Teraz w czasie Wielkiego Postu Bóg wszystkie dusze zaprasza pod Krzyż. To zaproszenie pod Krzyż jest umiejscowieniem Krzyża, Golgoty w sercu każdego z nas. Jednocześnie jest to rzeczywistość, która nas otacza. Dopiero wtedy można tej rzeczywistości doświadczyć wokół siebie, jeżeli otworzy się serce na nią. Tak więc ta rzeczywistość – świat duchowy – jest w nas i jest wokół nas.

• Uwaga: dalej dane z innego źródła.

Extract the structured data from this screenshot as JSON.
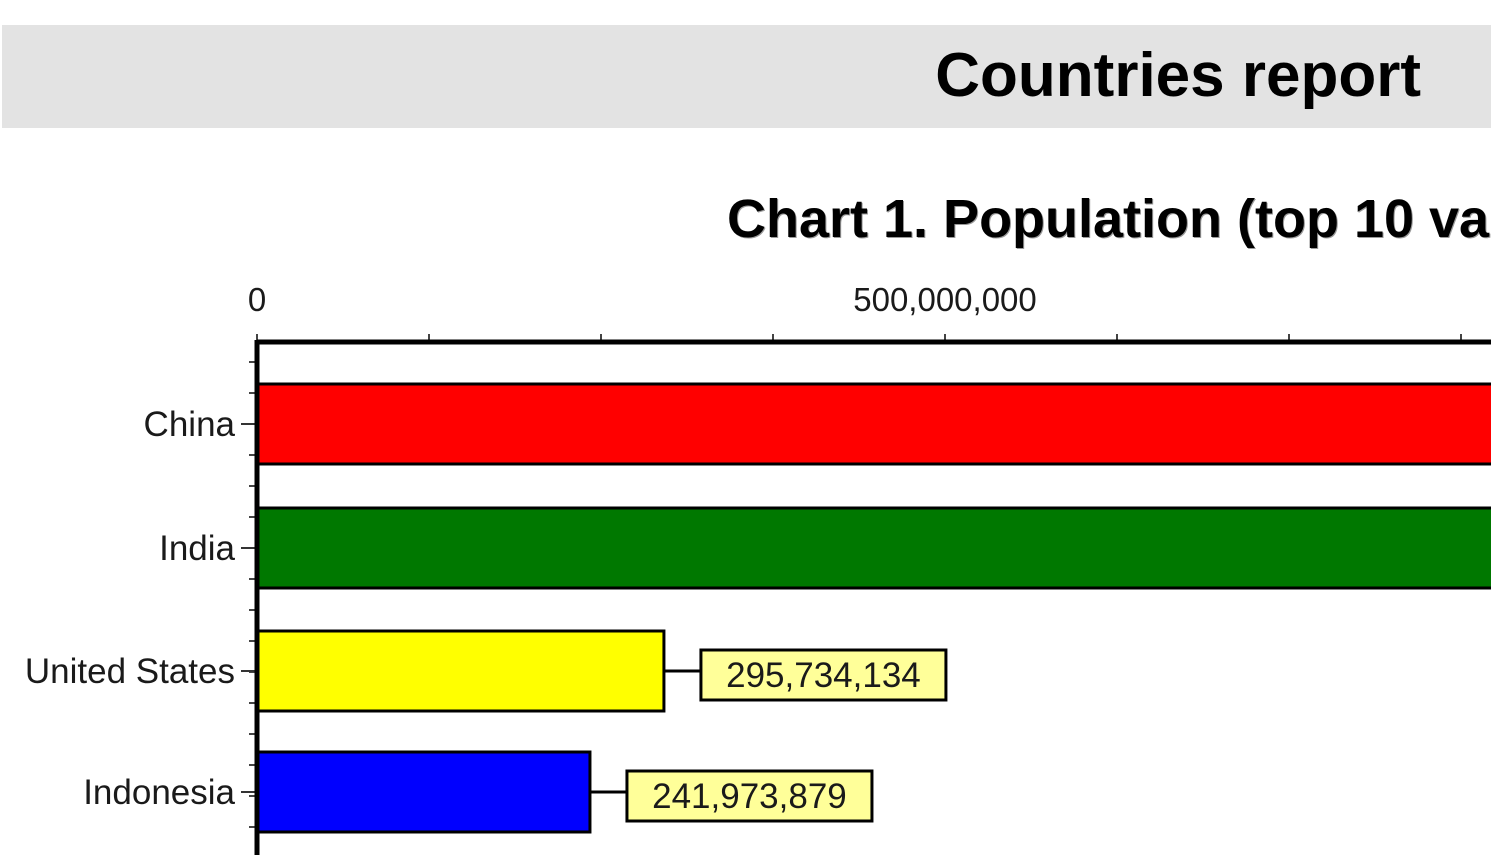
{
  "report": {
    "title": "Countries report"
  },
  "chart_data": {
    "type": "bar",
    "orientation": "horizontal",
    "title": "Chart 1. Population (top 10 va",
    "xlabel": "",
    "ylabel": "",
    "x_axis_position": "top",
    "x_ticks": [
      0,
      500000000
    ],
    "x_tick_labels": [
      "0",
      "500,000,000"
    ],
    "categories": [
      "China",
      "India",
      "United States",
      "Indonesia"
    ],
    "values": [
      1306313812,
      1080264388,
      295734134,
      241973879
    ],
    "data_labels": [
      "",
      "",
      "295,734,134",
      "241,973,879"
    ],
    "colors": [
      "#ff0000",
      "#007800",
      "#ffff00",
      "#0000ff"
    ],
    "label_box_color": "#ffff99",
    "grid": false,
    "legend": "none"
  }
}
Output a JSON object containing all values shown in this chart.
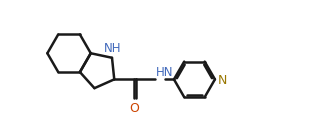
{
  "bg_color": "#ffffff",
  "line_color": "#1a1a1a",
  "N_color": "#4169bb",
  "O_color": "#cc4400",
  "pyN_color": "#997700",
  "line_width": 1.8,
  "font_size": 9,
  "xlim": [
    0,
    9.5
  ],
  "ylim": [
    0,
    3.6
  ]
}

Spróbujmy teraz zamknąć oczy. Postarajmy się nie myśleć o niczym, a wszelkie natrętne myśli dotyczące naszej codzienności starajmy się teraz odrzucać. Przywołajmy na myśl Golgotę i poprośmy w swoim sercu Ducha Świętego, by nasze dusze na tę Golgotę przeniósł, byśmy mogli prawdziwie znaleźć się w tej duchowej rzeczywistości, otworzyć się na nią więcej niż dotychczas. Rzeczywistość Golgoty jest rzeczywistością tu i teraz. To, co na niej się dokonuje, dokonuje się tu i teraz. Tu i teraz możemy wmieszać się w tłum, tu i teraz możemy podejść do niewiast, które płaczą, które skupiły się w jednym miejscu zatrwożone, zalęknione. Tu i teraz możemy przejść się pomiędzy żołnierzami, możemy patrzeć, jak przygotowywany, zbijany jest krzyż, wywiercane są otwory. Tu i teraz zobaczmy oczami swojej duszy, jak żołnierze przyprowadzają Jezusa, a Jego wygląd jest straszny, jak popychają Go na krzyż, aby usiadł i położył się. Przyjrzyjmy się Jezusowi. To wszystko dzieje się tu i teraz. Wszystkie inne myśli, niedotyczące tej rzeczywistości, odsuwajmy na bok, wątpliwości również. Dopóki nie zaczniemy próbować – jeden dzień, drugi, dziesiąty, setny – dopóty nie będziemy doświadczać tej duchowej rzeczywistości w większym wymiarze, głębiej. A więc, pomimo wątpliwości i pomimo nieumiejętności, spróbujmy jednak przyjrzeć się Jezusowi. Nakłońmy swoją duszę, swoją wolę, by patrzeć na Jezusa na tyle, na ile potrafimy.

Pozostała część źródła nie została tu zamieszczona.